Benchmarking surrounded three data sets. The first was the published Earth Microbiome Project (8) (EMP), representing 27,751 samples. The second data set, here referred to as 113k, corresponds to the public portion of Qiita (16) as of February 2017. Details of data set construction and treatment for the EMP and 113k set are described in Striped UniFrac documentation (10). The third data set corresponds to the entirety of the public and anonymized private portions of Qiita from the 90-nucleotide Deblur 16S rRNA V4 context, obtained from redbiom (21) in July 2020. Briefly, 326,926 samples were obtained from Qiita, and features were inserted into Greengenes 13_8 99% (22) using SEPP (23). Features that failed insertion were removed from the samples, followed by rarefying the samples to 500 sequences per sample.

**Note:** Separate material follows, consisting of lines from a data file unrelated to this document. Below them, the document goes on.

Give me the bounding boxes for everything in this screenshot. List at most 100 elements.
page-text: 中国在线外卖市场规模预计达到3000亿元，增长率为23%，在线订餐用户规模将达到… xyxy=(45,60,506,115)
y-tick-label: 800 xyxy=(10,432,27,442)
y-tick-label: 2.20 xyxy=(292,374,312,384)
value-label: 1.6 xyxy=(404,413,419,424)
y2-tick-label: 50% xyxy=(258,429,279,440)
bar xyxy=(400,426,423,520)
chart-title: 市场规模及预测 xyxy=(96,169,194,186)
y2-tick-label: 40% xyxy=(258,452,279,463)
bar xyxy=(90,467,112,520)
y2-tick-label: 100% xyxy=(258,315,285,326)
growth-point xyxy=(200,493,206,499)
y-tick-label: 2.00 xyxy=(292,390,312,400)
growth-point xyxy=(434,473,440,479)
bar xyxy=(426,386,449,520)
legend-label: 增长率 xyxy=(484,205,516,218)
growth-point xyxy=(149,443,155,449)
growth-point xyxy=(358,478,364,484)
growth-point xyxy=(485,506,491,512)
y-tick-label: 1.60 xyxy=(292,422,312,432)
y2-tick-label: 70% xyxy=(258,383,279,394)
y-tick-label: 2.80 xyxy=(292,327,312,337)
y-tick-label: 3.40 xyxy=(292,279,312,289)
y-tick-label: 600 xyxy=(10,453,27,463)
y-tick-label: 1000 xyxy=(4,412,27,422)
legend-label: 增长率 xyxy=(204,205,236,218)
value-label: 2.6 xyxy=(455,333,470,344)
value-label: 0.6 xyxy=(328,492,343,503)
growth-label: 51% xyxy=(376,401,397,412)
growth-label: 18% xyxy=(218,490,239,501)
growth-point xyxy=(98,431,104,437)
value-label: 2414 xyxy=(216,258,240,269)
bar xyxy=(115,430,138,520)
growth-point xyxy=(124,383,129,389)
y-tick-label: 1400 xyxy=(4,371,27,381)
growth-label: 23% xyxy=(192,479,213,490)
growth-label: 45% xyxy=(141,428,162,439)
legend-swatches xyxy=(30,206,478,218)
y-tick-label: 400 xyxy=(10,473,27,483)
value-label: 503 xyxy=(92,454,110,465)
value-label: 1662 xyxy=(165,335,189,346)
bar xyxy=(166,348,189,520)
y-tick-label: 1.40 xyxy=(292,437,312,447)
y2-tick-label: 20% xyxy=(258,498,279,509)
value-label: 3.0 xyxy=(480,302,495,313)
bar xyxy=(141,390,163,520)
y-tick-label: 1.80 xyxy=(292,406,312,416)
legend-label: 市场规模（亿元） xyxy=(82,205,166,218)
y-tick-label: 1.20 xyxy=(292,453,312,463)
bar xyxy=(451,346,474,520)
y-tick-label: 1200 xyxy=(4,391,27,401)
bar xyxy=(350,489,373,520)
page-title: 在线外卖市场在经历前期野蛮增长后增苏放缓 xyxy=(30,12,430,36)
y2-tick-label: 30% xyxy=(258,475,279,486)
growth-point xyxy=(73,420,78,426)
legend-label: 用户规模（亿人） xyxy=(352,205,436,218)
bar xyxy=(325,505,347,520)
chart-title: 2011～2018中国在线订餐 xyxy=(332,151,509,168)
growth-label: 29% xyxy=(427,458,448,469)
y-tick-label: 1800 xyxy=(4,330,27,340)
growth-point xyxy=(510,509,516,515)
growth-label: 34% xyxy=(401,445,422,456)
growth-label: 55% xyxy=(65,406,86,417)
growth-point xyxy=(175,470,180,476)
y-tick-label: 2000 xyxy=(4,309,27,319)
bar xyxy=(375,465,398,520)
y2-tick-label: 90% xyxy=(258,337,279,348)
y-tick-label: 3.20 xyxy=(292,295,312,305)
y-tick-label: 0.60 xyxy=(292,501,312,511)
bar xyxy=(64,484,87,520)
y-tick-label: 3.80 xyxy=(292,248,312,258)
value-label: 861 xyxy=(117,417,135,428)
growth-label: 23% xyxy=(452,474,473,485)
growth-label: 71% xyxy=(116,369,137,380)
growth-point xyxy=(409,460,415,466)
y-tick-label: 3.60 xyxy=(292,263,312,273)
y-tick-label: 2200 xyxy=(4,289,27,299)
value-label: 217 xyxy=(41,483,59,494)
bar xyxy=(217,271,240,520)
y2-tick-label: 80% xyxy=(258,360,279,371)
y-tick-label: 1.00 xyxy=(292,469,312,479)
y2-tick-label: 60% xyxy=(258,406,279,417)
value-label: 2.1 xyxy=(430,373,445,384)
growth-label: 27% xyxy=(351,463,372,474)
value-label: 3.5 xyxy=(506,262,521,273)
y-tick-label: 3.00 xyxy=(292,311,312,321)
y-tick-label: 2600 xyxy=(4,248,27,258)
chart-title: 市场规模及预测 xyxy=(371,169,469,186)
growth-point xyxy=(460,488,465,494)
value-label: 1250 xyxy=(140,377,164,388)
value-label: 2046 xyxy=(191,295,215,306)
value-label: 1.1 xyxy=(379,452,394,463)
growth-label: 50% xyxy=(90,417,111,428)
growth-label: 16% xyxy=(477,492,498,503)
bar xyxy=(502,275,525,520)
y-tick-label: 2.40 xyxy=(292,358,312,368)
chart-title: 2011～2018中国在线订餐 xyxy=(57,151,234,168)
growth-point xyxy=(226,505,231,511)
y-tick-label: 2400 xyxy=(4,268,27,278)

We opted for a rarefaction level of 500 sequences per sample to ensure a computationally difficult problem was presented, as the number of samples is the dominant scaling factor for UniFrac (see the supplemental material of reference 10 for detailed discussion on scaling). Following rarefaction, the final feature table contained 307,237 samples and 1,264,796 features with a sparsity of 99.994%.
Benchmarking detail.
All benchmarking was performed on job-exclusive systems, including systems hosted by the Pacific Research Platform (24). Timings were obtained using GNU Time.
Sparsity calculation.
Sets of samples, per EMPO type, were randomly pulled from the 307k table at increasing powers of 2, in steps from 64 to 8,192, with 10 iterations at each step, followed by computing the number of zero elements relative to the total number of elements a dense representation of the feature table would contain. Only those environments with at least 1,000 samples were plotted.
Convex hull calculation.
Convex hull volumes were computed from the first three principal coordinates using SciPy v1.5.2 (25). Specifically, the total volume was computed for all samples. Next, for each environment with at least 1,000 samples, a random subset of 1,000 samples was pulled 10 times (with replacement). The volume of the sample subset was computed and normalized with respect to the total volume for all samples.
Code availability.
An implementation of UniFrac is available on GitHub (https://github.com/biocore/unifrac-binaries) with a Python wrapper (https://github.com/biocore/unifrac); both repositories use a BSD-3 license. The specific version of the source code used here is available from Zenodo under no. 10.5281/zenodo.6127564. A CPU- and GPU-optimized build can be installed using conda from Bioconda channel (26) and is part of QIIME 2’s q2-diversity plugin. All builds provide a command-line interface, a C shared library, and a Python application program interface. Most variants of UniFrac are implemented, including unweighted, weighted, generalized, and variance-adjusted UniFrac (1, 27–29). An accessioned tutorial companion showing how to download the data used here, install UniFrac, operate it in GPU or CPU mode, and generate figures, all from Google Colabs, is available from Zenodo under no. 10.5281/zenodo.6127558. The benchmarking scripts and specifics are available from Zenodo under no. 10.5281/zenodo.6127654.
Data availability.
The data sets analyzed within the current study are part of the Qiita repository and were extracted from an internal redbiom cache that indexes public and private study data. A BIOM table, unweighted UniFrac distance matrix, principal coordinates, and limited sample metadata representing the 307k data set is available from Zenodo under no. 10.5281/zenodo.6127601. Studies noted as private by study owners were included; however, the corresponding study and sample identifiers have been anonymized.
ACKNOWLEDGMENTS
This work was partially funded by U.S. National Science Foundation (NSF) under grants DBI-2038509, OAC-1826967, OAC-1541349, and CNS-1730158, by U.S. National Institutes of Health (NIH) under grant DP1-AT010885, and by CRISP, one of six centers in JUMP, a Semiconductor Research Corporation (SRC) program sponsored by DARPA under project GI18518.
Contributor Information
Rob Knight, Email: robknight@eng.ucsd.edu.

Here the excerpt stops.